September 29, 2009

The Burr Trail and the Waterpocket Fold, Capitol Reef, UT

About 30 miles from Escalante, along the spectacularly scenic highway 12 that climbs over and around amazing Navajo sandstone, is the tiny town of Boulder. From Boulder, the Burr Trail heads off to the west towards Capitol Reef National Park. The Burr Trail is a paved route that for 30 spectacular miles heads into narrow red rock slot canyons, down a staircase of rock formations, and eventually down the Burr Trail Switchbacks that somehow descends nearly 2000 feet down to the valley below the waterpocket fold.

But, just before you head down those switchbacks, there is a rough dirt road heading north into the Upper Muley Twist Canyon. For the next 3 miles, the road literally is the stream bed as it enters a slot canyon. It is a rough road only suitable to high clearance 4x4 vehicles.

Despite the thoughts to stop several times, we continued to the end, where the Strike Valley Overlook Trail is. This trail is an easy 1/2 mile climb to the top of the Waterpocket Fold and to one of the most spectacular views I have ever seen in my life.

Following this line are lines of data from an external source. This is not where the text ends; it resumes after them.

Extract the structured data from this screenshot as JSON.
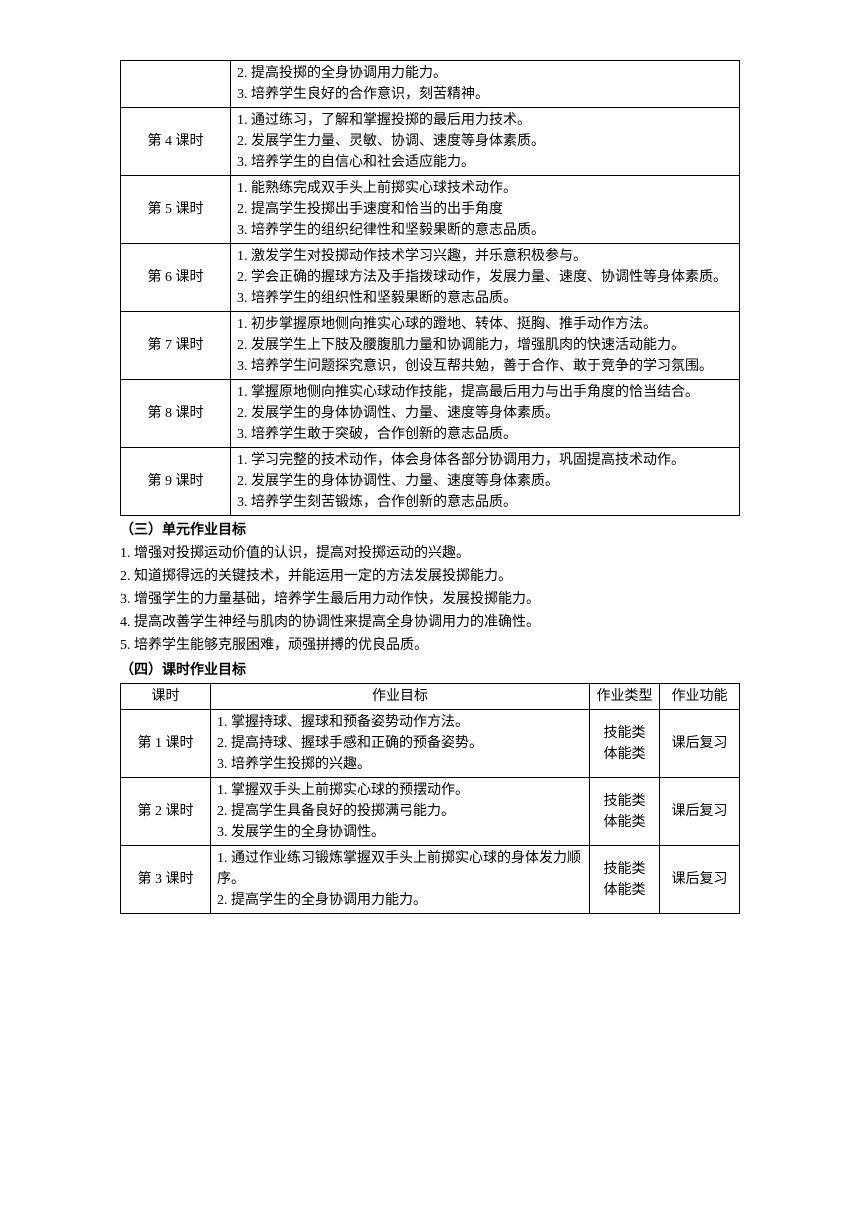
{
  "table1": {
    "rows": [
      {
        "period": "",
        "items": [
          "2. 提高投掷的全身协调用力能力。",
          "3. 培养学生良好的合作意识，刻苦精神。"
        ]
      },
      {
        "period": "第 4 课时",
        "items": [
          "1. 通过练习，了解和掌握投掷的最后用力技术。",
          "2. 发展学生力量、灵敏、协调、速度等身体素质。",
          "3. 培养学生的自信心和社会适应能力。"
        ]
      },
      {
        "period": "第 5 课时",
        "items": [
          "1. 能熟练完成双手头上前掷实心球技术动作。",
          "2. 提高学生投掷出手速度和恰当的出手角度",
          "3. 培养学生的组织纪律性和坚毅果断的意志品质。"
        ]
      },
      {
        "period": "第 6 课时",
        "items": [
          "1. 激发学生对投掷动作技术学习兴趣，并乐意积极参与。",
          "2. 学会正确的握球方法及手指拨球动作，发展力量、速度、协调性等身体素质。",
          "3. 培养学生的组织性和坚毅果断的意志品质。"
        ]
      },
      {
        "period": "第 7 课时",
        "items": [
          "1. 初步掌握原地侧向推实心球的蹬地、转体、挺胸、推手动作方法。",
          "2. 发展学生上下肢及腰腹肌力量和协调能力，增强肌肉的快速活动能力。",
          "3. 培养学生问题探究意识，创设互帮共勉，善于合作、敢于竞争的学习氛围。"
        ]
      },
      {
        "period": "第 8 课时",
        "items": [
          "1. 掌握原地侧向推实心球动作技能，提高最后用力与出手角度的恰当结合。",
          "2. 发展学生的身体协调性、力量、速度等身体素质。",
          "3. 培养学生敢于突破，合作创新的意志品质。"
        ]
      },
      {
        "period": "第 9 课时",
        "items": [
          "1. 学习完整的技术动作，体会身体各部分协调用力，巩固提高技术动作。",
          "2. 发展学生的身体协调性、力量、速度等身体素质。",
          "3. 培养学生刻苦锻炼，合作创新的意志品质。"
        ]
      }
    ]
  },
  "section3": {
    "heading": "（三）单元作业目标",
    "items": [
      "1. 增强对投掷运动价值的认识，提高对投掷运动的兴趣。",
      "2. 知道掷得远的关键技术，并能运用一定的方法发展投掷能力。",
      "3. 增强学生的力量基础，培养学生最后用力动作快，发展投掷能力。",
      "4. 提高改善学生神经与肌肉的协调性来提高全身协调用力的准确性。",
      "5. 培养学生能够克服困难，顽强拼搏的优良品质。"
    ]
  },
  "section4": {
    "heading": "（四）课时作业目标",
    "headers": {
      "period": "课时",
      "goal": "作业目标",
      "type": "作业类型",
      "func": "作业功能"
    },
    "rows": [
      {
        "period": "第 1 课时",
        "items": [
          "1. 掌握持球、握球和预备姿势动作方法。",
          "2. 提高持球、握球手感和正确的预备姿势。",
          "3. 培养学生投掷的兴趣。"
        ],
        "type": "技能类\n体能类",
        "func": "课后复习"
      },
      {
        "period": "第 2 课时",
        "items": [
          "1. 掌握双手头上前掷实心球的预摆动作。",
          "2. 提高学生具备良好的投掷满弓能力。",
          "3. 发展学生的全身协调性。"
        ],
        "type": "技能类\n体能类",
        "func": "课后复习"
      },
      {
        "period": "第 3 课时",
        "items": [
          "1. 通过作业练习锻炼掌握双手头上前掷实心球的身体发力顺序。",
          "2. 提高学生的全身协调用力能力。"
        ],
        "type": "技能类\n体能类",
        "func": "课后复习"
      }
    ]
  }
}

The Waterpocket Fold is a 100-mile fault-block launched 2000 feet into the air. Across the valley, the layers remain horizontal. But, on the fold themselves, they are strongly tilted upwards. While the resistant Navajo sandstone and other layers remain high up above, the weaker siltstones and clays below that were exposed eroded away, leaving a deep valley.

It is somewhat ironic that what you are looking at far below should actually be ON TOP of what you are standing on. But, those layers eroded away as they were exposed to the elements.

Across the valley are the 11,500 foot Henry Mountains, which are laccolith volcanic remnants. These mountains were literally the last place in the continental United States to ever be mapped!

What a site to behold! After that hike, we then did a little excursion up the canyon to have lunch and check out the sites.